Impact of Automation on the Growth of the Database Administrator (DBA)
Published on : Saturday 29-08-2020
Disruption has come to the role of the database administrator (DBA). Automation is eating up tasks typically completed by a DBA – and the technology is evolving to become ever-smarter, ever more capable.
This has sparked concern that humans will inevitably become redundant in running databases. Already, cloud services have threatened to render the DBA role obsolete. Now, with automation infiltrating more and more areas of database administration, many have predicted that DBAs will not survive the storm of change.
Growth of DBAs
There’s a rising strain on DBAs. First, there’s increased management of big data to handle. Then, there’s data protection and privacy rules to worry about. There’s patching, upgrading, backing up, recovering, and data entry. There are accounts to manage and a near-constant stream of new information to feed into databases. And all that is before you can get into the troubleshooting, decision making, and designing side of the job. Not to mention the management of third-party software, ensuring system integration, and optimizing database performance. Now, to top it off, there’s a concern that automation software will take it all away.
Faults in Automation
The automation of these tasks is not necessarily a bad thing for DBAs. In fact, it’s freeing them up to work more efficiently and spend time on the things that automation can’t do. For instance, automation can help maintain and monitor a database, but it can’t replace a DBA’s ability to think. It can’t determine the value of data, make decisions about how best to store, use, and secure it, or troubleshoot with out-of-the-box thinking.

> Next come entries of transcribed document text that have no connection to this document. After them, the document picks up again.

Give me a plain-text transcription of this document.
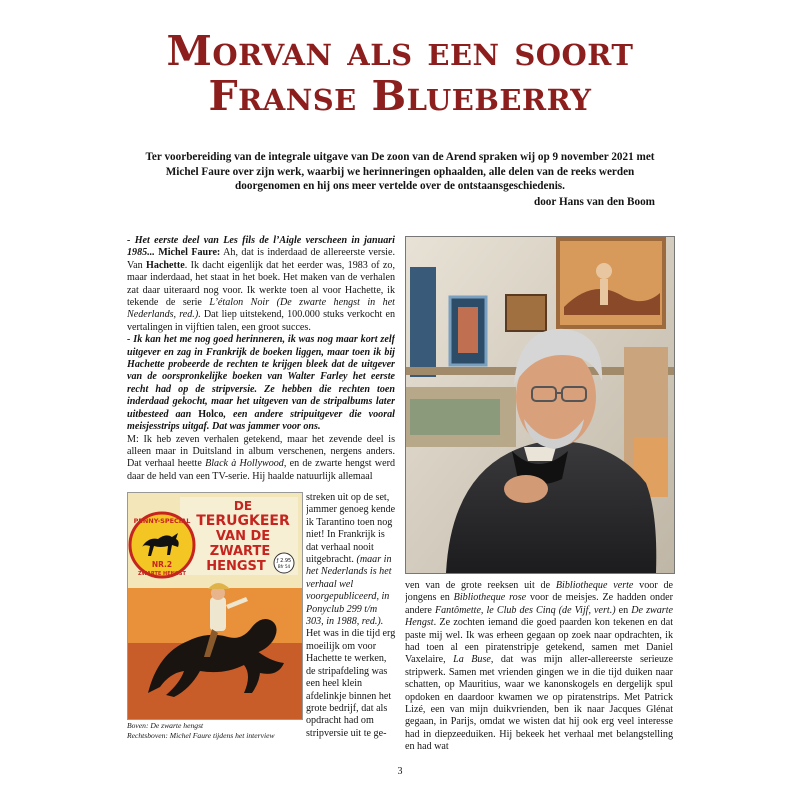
Morvan als een soort
Franse Blueberry
Ter voorbereiding van de integrale uitgave van De zoon van de Arend spraken wij op 9 november 2021 met Michel Faure over zijn werk, waarbij we herinneringen ophaalden, alle delen van de reeks werden doorgenomen en hij ons meer vertelde over de ontstaansgeschiedenis.
door Hans van den Boom

- Het eerste deel van Les fils de l’Aigle verscheen in januari 1985... Michel Faure: Ah, dat is inderdaad de allereerste versie. Van Hachette. Ik dacht eigenlijk dat het eerder was, 1983 of zo, maar inderdaad, het staat in het boek. Het maken van de verhalen zat daar uiteraard nog voor. Ik werkte toen al voor Hachette, ik tekende de serie L’étalon Noir (De zwarte hengst in het Nederlands, red.). Dat liep uitstekend, 100.000 stuks verkocht en vertalingen in vijftien talen, een groot succes.

- Ik kan het me nog goed herinneren, ik was nog maar kort zelf uitgever en zag in Frankrijk de boeken liggen, maar toen ik bij Hachette probeerde de rechten te krijgen bleek dat de uitgever van de oorspronkelijke boeken van Walter Farley het eerste recht had op de stripversie. Ze hebben die rechten toen inderdaad gekocht, maar het uitgeven van de stripalbums later uitbesteed aan Holco, een andere stripuitgever die vooral meisjesstrips uitgaf. Dat was jammer voor ons.

M: Ik heb zeven verhalen getekend, maar het zevende deel is alleen maar in Duitsland in album verschenen, nergens anders. Dat verhaal heette Black à Hollywood, en de zwarte hengst werd daar de held van een TV-serie. Hij haalde natuurlijk allemaal

DE
TERUGKEER
VAN DE
ZWARTE
HENGST
PENNY-SPECIAL
NR.2
ZWARTE HENGST
ƒ 2.95
Bfr 54
Boven: De zwarte hengst
Rechtsboven: Michel Faure tijdens het interview

streken uit op de set, jammer genoeg kende ik Tarantino toen nog niet! In Frankrijk is dat verhaal nooit uitgebracht. (maar in het Nederlands is het verhaal wel voorgepubliceerd, in Ponyclub 299 t/m 303, in 1988, red.). Het was in die tijd erg moeilijk om voor Hachette te werken, de stripafdeling was een heel klein afdelinkje binnen het grote bedrijf, dat als opdracht had om stripversie uit te ge-

ven van de grote reeksen uit de Bibliotheque verte voor de jongens en Bibliotheque rose voor de meisjes. Ze hadden onder andere Fantômette, le Club des Cinq (de Vijf, vert.) en De zwarte Hengst. Ze zochten iemand die goed paarden kon tekenen en dat paste mij wel. Ik was erheen gegaan op zoek naar opdrachten, ik had toen al een piratenstripje getekend, samen met Daniel Vaxelaire, La Buse, dat was mijn aller-allereerste serieuze stripwerk. Samen met vrienden gingen we in die tijd duiken naar schatten, op Mauritius, waar we kanonskogels en dergelijk spul opdoken en daardoor kwamen we op piratenstrips. Met Patrick Lizé, een van mijn duikvrienden, ben ik naar Jacques Glénat gegaan, in Parijs, omdat we wisten dat hij ook erg veel interesse had in diepzeeduiken. Hij bekeek het verhaal met belangstelling en had wat

3
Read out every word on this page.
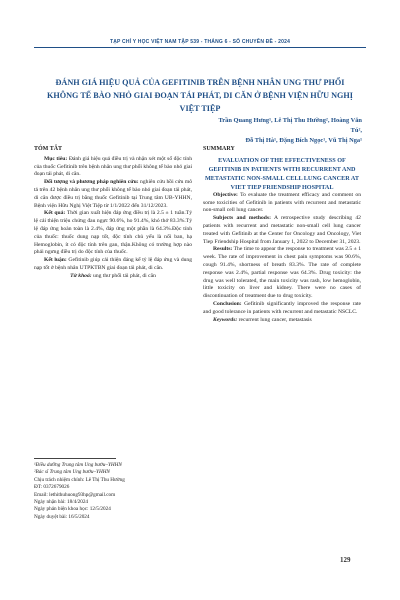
TẠP CHÍ Y HỌC VIỆT NAM TẬP 539 - THÁNG 6 - SỐ CHUYÊN ĐỀ - 2024
ĐÁNH GIÁ HIỆU QUẢ CỦA GEFITINIB TRÊN BỆNH NHÂN UNG THƯ PHỔI KHÔNG TẾ BÀO NHỎ GIAI ĐOẠN TÁI PHÁT, DI CĂN Ở BỆNH VIỆN HỮU NGHỊ VIỆT TIỆP
Trần Quang Hưng¹, Lê Thị Thu Hường², Hoàng Văn Tú²,
Đỗ Thị Hà¹, Đặng Bích Ngọc¹, Vũ Thị Nga¹
TÓM TẮT

Mục tiêu: Đánh giá hiệu quả điều trị và nhận xét một số độc tính của thuốc Gefitinib trên bệnh nhân ung thư phổi không tế bào nhỏ giai đoạn tái phát, di căn.

Đối tượng và phương pháp nghiên cứu: nghiên cứu hồi cứu mô tả trên 42 bệnh nhân ung thư phổi không tế bào nhỏ giai đoạn tái phát, di căn được điều trị bằng thuốc Gefitinib tại Trung tâm UB-YHHN, Bệnh viện Hữu Nghị Việt Tiệp từ 1/1/2022 đến 31/12/2023.

Kết quả: Thời gian xuất hiện đáp ứng điều trị là 2.5 ± 1 tuần.Tỷ lệ cải thiện triệu chứng đau ngực 90.6%, ho 91.4%, khó thở 83.3%.Tỷ lệ đáp ứng hoàn toàn là 2.4%, đáp ứng một phần là 64.3%.Độc tính của thuốc: thuốc dung nạp tốt, độc tính chủ yếu là nổi ban, hạ Hemoglobin, ít có độc tính trên gan, thận.Không có trường hợp nào phải ngưng điều trị do độc tính của thuốc.

Kết luận: Gefitinib giúp cải thiện đáng kể tỷ lệ đáp ứng và dung nạp tốt ở bệnh nhân UTPKTBN giai đoạn tái phát, di căn.

Từ khoá: ung thư phổi tái phát, di căn

SUMMARY

EVALUATION OF THE EFFECTIVENESS OF GEFITINIB IN PATIENTS WITH RECURRENT AND METASTATIC NON-SMALL CELL LUNG CANCER AT VIET TIEP FRIENDSHIP HOSPITAL

Objective: To evaluate the treatment efficacy and comment on some toxicities of Gefitinib in patients with recurrent and metastatic non-small cell lung cancer.

Subjects and methods: A retrospective study describing 42 patients with recurrent and metastatic non-small cell lung cancer treated with Gefitinib at the Center for Oncology and Oncology, Viet Tiep Friendship Hospital from January 1, 2022 to December 31, 2023.

Results: The time to appear the response to treatment was 2.5 ± 1 week. The rate of improvement in chest pain symptoms was 90.6%, cough 91.4%, shortness of breath 83.3%. The rate of complete response was 2.4%, partial response was 64.3%. Drug toxicity: the drug was well tolerated, the main toxicity was rash, low hemoglobin, little toxicity on liver and kidney. There were no cases of discontinuation of treatment due to drug toxicity.

Conclusion: Gefitinib significantly improved the response rate and good tolerance in patients with recurrent and metastatic NSCLC.

Keywords: recurrent lung cancer, metastasis

¹Điều dưỡng Trung tâm Ung bướu–YHHN

²Bác sĩ Trung tâm Ung bướu–YHHN

Chịu trách nhiệm chính: Lê Thị Thu Hường

ĐT: 0372679026

Email: lethithuhuong93hp@gmail.com

Ngày nhận bài: 18/4/2024

Ngày phản biện khoa học: 12/5/2024

Ngày duyệt bài: 16/5/2024

129
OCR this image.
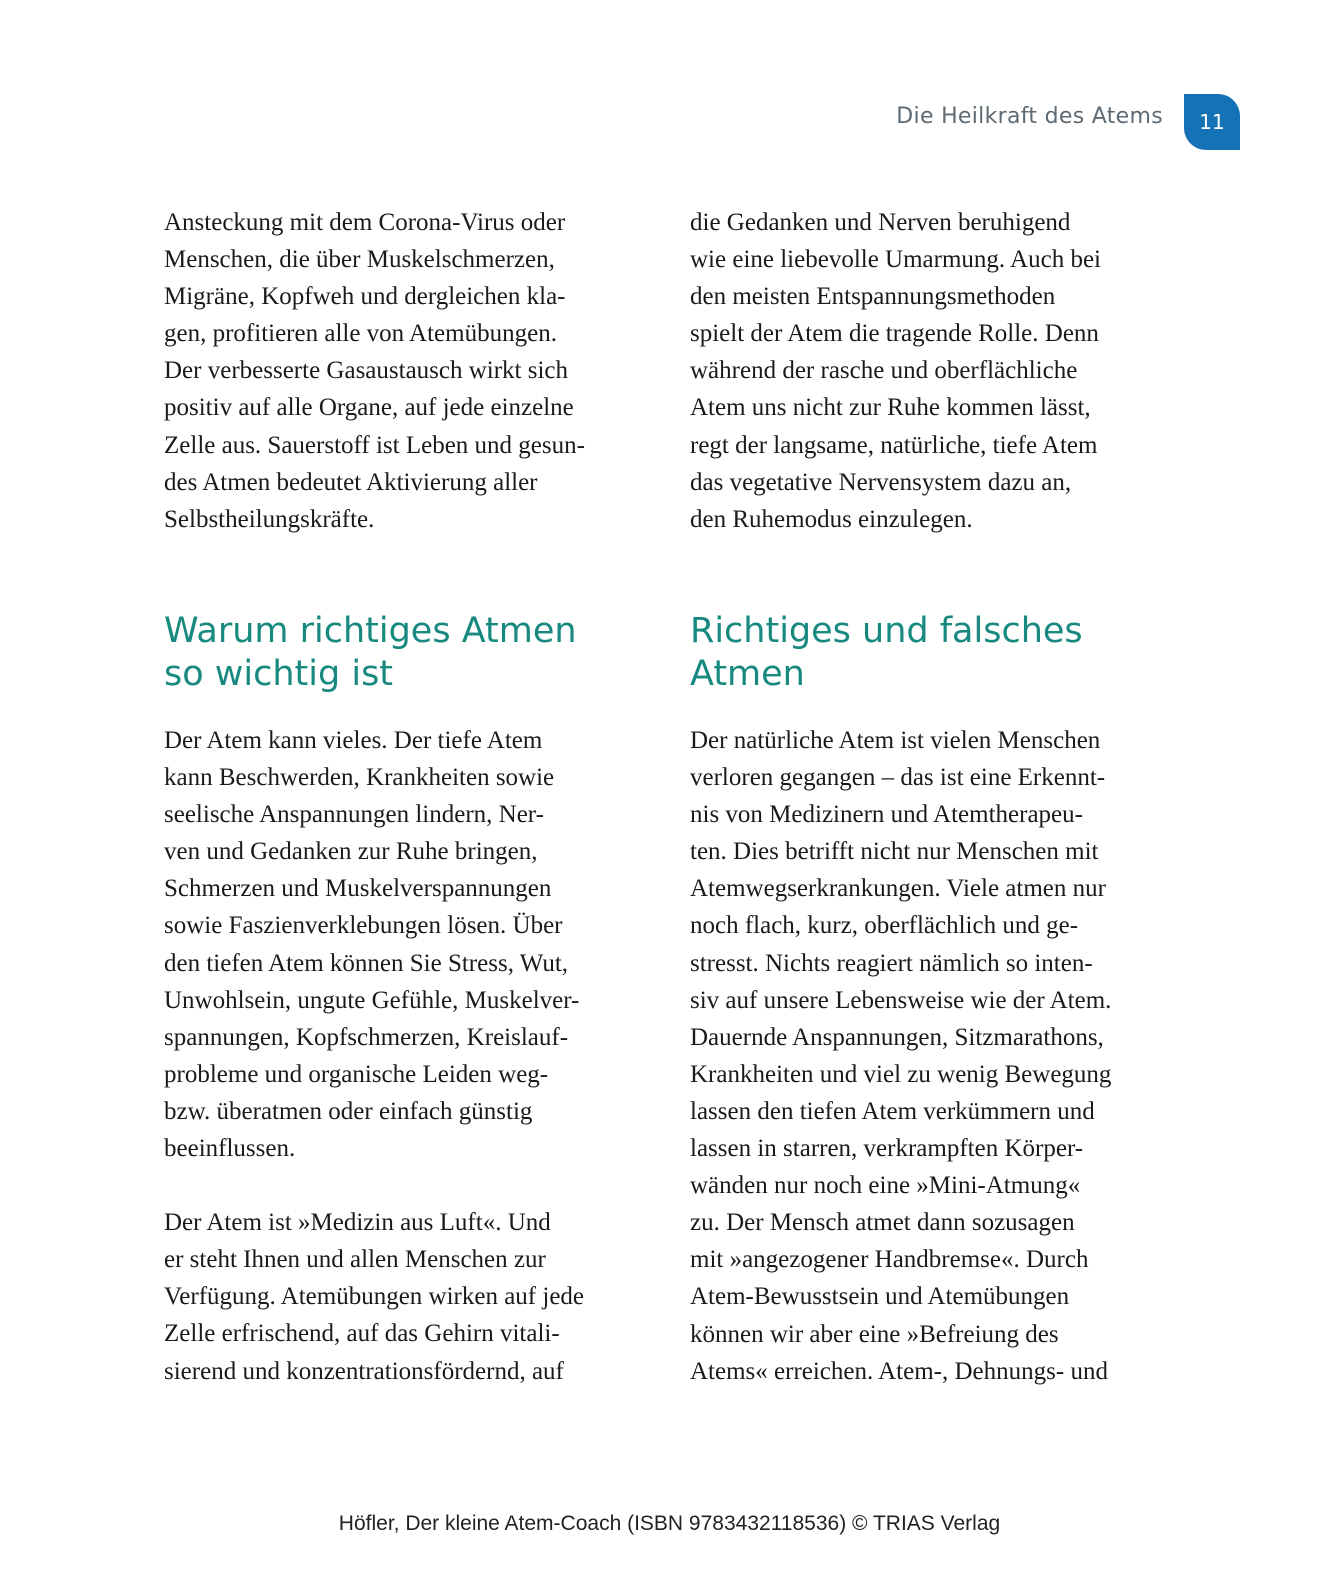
Die Heilkraft des Atems 11
Ansteckung mit dem Corona-Virus oder
Menschen, die über Muskelschmerzen,
Migräne, Kopfweh und dergleichen kla-
gen, profitieren alle von Atemübungen.
Der verbesserte Gasaustausch wirkt sich
positiv auf alle Organe, auf jede einzelne
Zelle aus. Sauerstoff ist Leben und gesun-
des Atmen bedeutet Aktivierung aller
Selbstheilungskräfte.
die Gedanken und Nerven beruhigend
wie eine liebevolle Umarmung. Auch bei
den meisten Entspannungsmethoden
spielt der Atem die tragende Rolle. Denn
während der rasche und oberflächliche
Atem uns nicht zur Ruhe kommen lässt,
regt der langsame, natürliche, tiefe Atem
das vegetative Nervensystem dazu an,
den Ruhemodus einzulegen.
Warum richtiges Atmen
so wichtig ist
Richtiges und falsches
Atmen
Der Atem kann vieles. Der tiefe Atem
kann Beschwerden, Krankheiten sowie
seelische Anspannungen lindern, Ner-
ven und Gedanken zur Ruhe bringen,
Schmerzen und Muskelverspannungen
sowie Faszienverklebungen lösen. Über
den tiefen Atem können Sie Stress, Wut,
Unwohlsein, ungute Gefühle, Muskelver-
spannungen, Kopfschmerzen, Kreislauf-
probleme und organische Leiden weg-
bzw. überatmen oder einfach günstig
beeinflussen.
Der Atem ist »Medizin aus Luft«. Und
er steht Ihnen und allen Menschen zur
Verfügung. Atemübungen wirken auf jede
Zelle erfrischend, auf das Gehirn vitali-
sierend und konzentrationsfördernd, auf
Der natürliche Atem ist vielen Menschen
verloren gegangen – das ist eine Erkennt-
nis von Medizinern und Atemtherapeu-
ten. Dies betrifft nicht nur Menschen mit
Atemwegserkrankungen. Viele atmen nur
noch flach, kurz, oberflächlich und ge-
stresst. Nichts reagiert nämlich so inten-
siv auf unsere Lebensweise wie der Atem.
Dauernde Anspannungen, Sitzmarathons,
Krankheiten und viel zu wenig Bewegung
lassen den tiefen Atem verkümmern und
lassen in starren, verkrampften Körper-
wänden nur noch eine »Mini-Atmung«
zu. Der Mensch atmet dann sozusagen
mit »angezogener Handbremse«. Durch
Atem-Bewusstsein und Atemübungen
können wir aber eine »Befreiung des
Atems« erreichen. Atem-, Dehnungs- und
Höfler, Der kleine Atem-Coach (ISBN 9783432118536) © TRIAS Verlag
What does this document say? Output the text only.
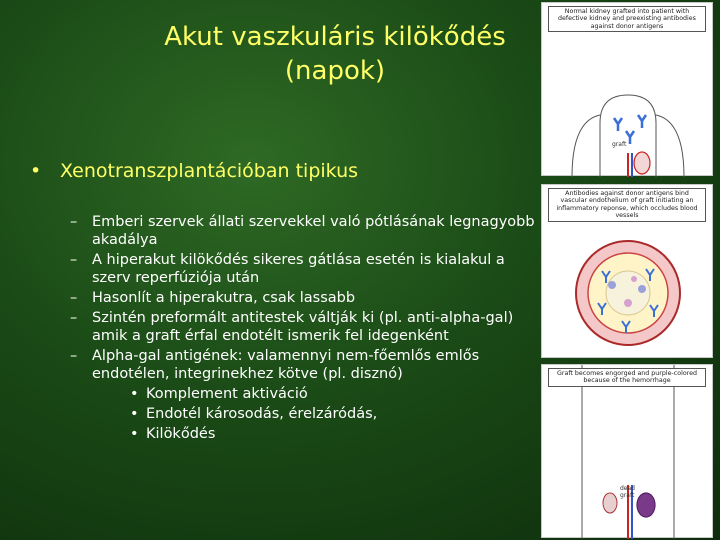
Akut vaszkuláris kilökődés
(napok)
• Xenotranszplantációban tipikus
– Emberi szervek állati szervekkel való pótlásának legnagyobb akadálya
– A hiperakut kilökődés sikeres gátlása esetén is kialakul a szerv reperfúziója után
– Hasonlít a hiperakutra, csak lassabb
– Szintén preformált antitestek váltják ki (pl. anti-alpha-gal) amik a graft érfal endotélt ismerik fel idegenként
– Alpha-gal antigének: valamennyi nem-főemlős emlős endotélen, integrinekhez kötve (pl. disznó)
• Komplement aktiváció
• Endotél károsodás, érelzáródás,
• Kilökődés
Normal kidney grafted into patient with defective kidney and preexisting antibodies against donor antigens
graft
Antibodies against donor antigens bind vascular endothelium of graft initiating an inflammatory reponse, which occludes blood vessels
Graft becomes engorged and purple-colored because of the hemorrhage
dead graft
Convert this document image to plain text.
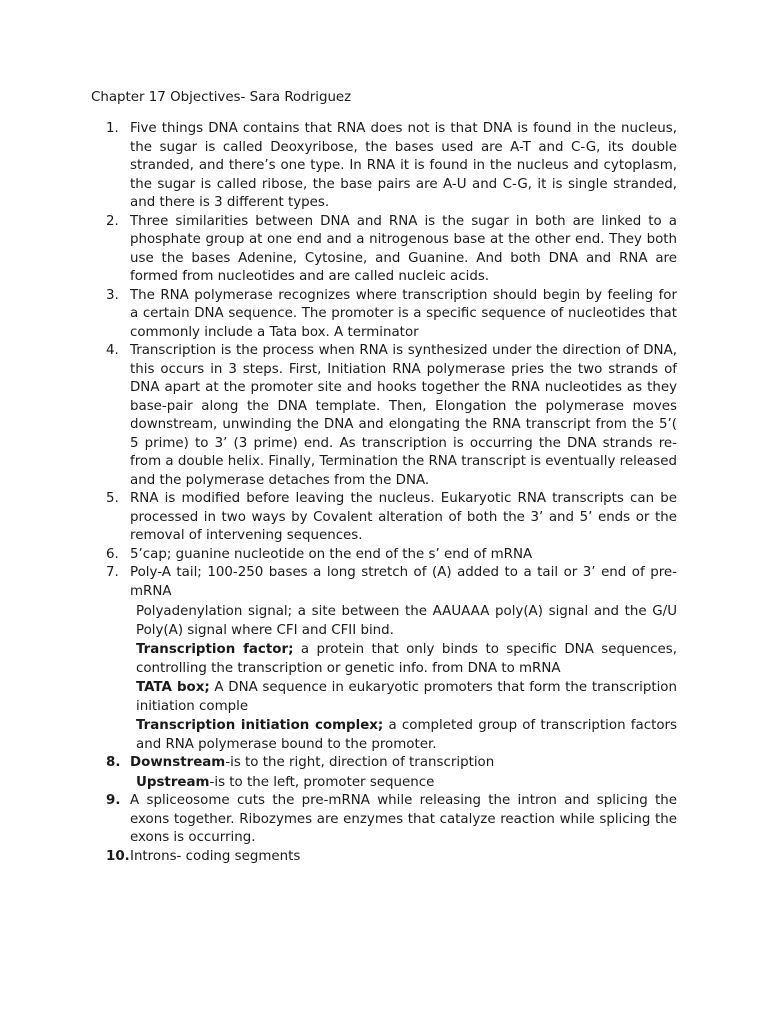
Chapter 17 Objectives- Sara Rodriguez
1. Five things DNA contains that RNA does not is that DNA is found in the nucleus, the sugar is called Deoxyribose, the bases used are A-T and C-G, its double stranded, and there’s one type. In RNA it is found in the nucleus and cytoplasm, the sugar is called ribose, the base pairs are A-U and C-G, it is single stranded, and there is 3 different types.
2. Three similarities between DNA and RNA is the sugar in both are linked to a phosphate group at one end and a nitrogenous base at the other end. They both use the bases Adenine, Cytosine, and Guanine. And both DNA and RNA are formed from nucleotides and are called nucleic acids.
3. The RNA polymerase recognizes where transcription should begin by feeling for a certain DNA sequence. The promoter is a specific sequence of nucleotides that commonly include a Tata box. A terminator
4. Transcription is the process when RNA is synthesized under the direction of DNA, this occurs in 3 steps. First, Initiation RNA polymerase pries the two strands of DNA apart at the promoter site and hooks together the RNA nucleotides as they base-pair along the DNA template. Then, Elongation the polymerase moves downstream, unwinding the DNA and elongating the RNA transcript from the 5’( 5 prime) to 3’ (3 prime) end. As transcription is occurring the DNA strands re-from a double helix. Finally, Termination the RNA transcript is eventually released and the polymerase detaches from the DNA.
5. RNA is modified before leaving the nucleus. Eukaryotic RNA transcripts can be processed in two ways by Covalent alteration of both the 3’ and 5’ ends or the removal of intervening sequences.
6. 5’cap; guanine nucleotide on the end of the s’ end of mRNA
7. Poly-A tail; 100-250 bases a long stretch of (A) added to a tail or 3’ end of pre-mRNA
Polyadenylation signal; a site between the AAUAAA poly(A) signal and the G/U Poly(A) signal where CFI and CFII bind.
Transcription factor; a protein that only binds to specific DNA sequences, controlling the transcription or genetic info. from DNA to mRNA
TATA box; A DNA sequence in eukaryotic promoters that form the transcription initiation comple
Transcription initiation complex; a completed group of transcription factors and RNA polymerase bound to the promoter.
8. Downstream-is to the right, direction of transcription
Upstream-is to the left, promoter sequence
9. A spliceosome cuts the pre-mRNA while releasing the intron and splicing the exons together. Ribozymes are enzymes that catalyze reaction while splicing the exons is occurring.
10. Introns- coding segments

Automation is a tool – it needs someone to use it, maintain it, and monitor its results. So, it also adds to the DBA’s workload. Namely, automation demands the creation, maintenance, and improvement of the rules and triggers it follows. Automation can help do many things, but it can’t make its own rules or optimize itself. Automation simply cannot do every task that a DBA needs to complete. And if it can’t do that, then how will it ever wipe away the need for database administrators?
The Development of the DBA Role
Automation might not be going to wipe out the role of the DBA. But what it is going to do — and is already doing — is changing the tasks and responsibilities that a DBA takes on. In other words, it’s prompting the evolution of the DBA role.
For instance, DBAs are moving from mundane data admin to a data strategist. DBAs will be spending more time making decisions about what data is valuable, how to best store it, and how to best use it and make it usable for the rest of the team.
So, there can be more time spent optimizing, designing, and troubleshooting new and better databases. DBAs will also spend less time on user account administration, and more time focused on improving and maintaining security.
In short, automation will free the DBA from drudgery. It removes thoughtless tasks and the weight of repetitive to-do lists.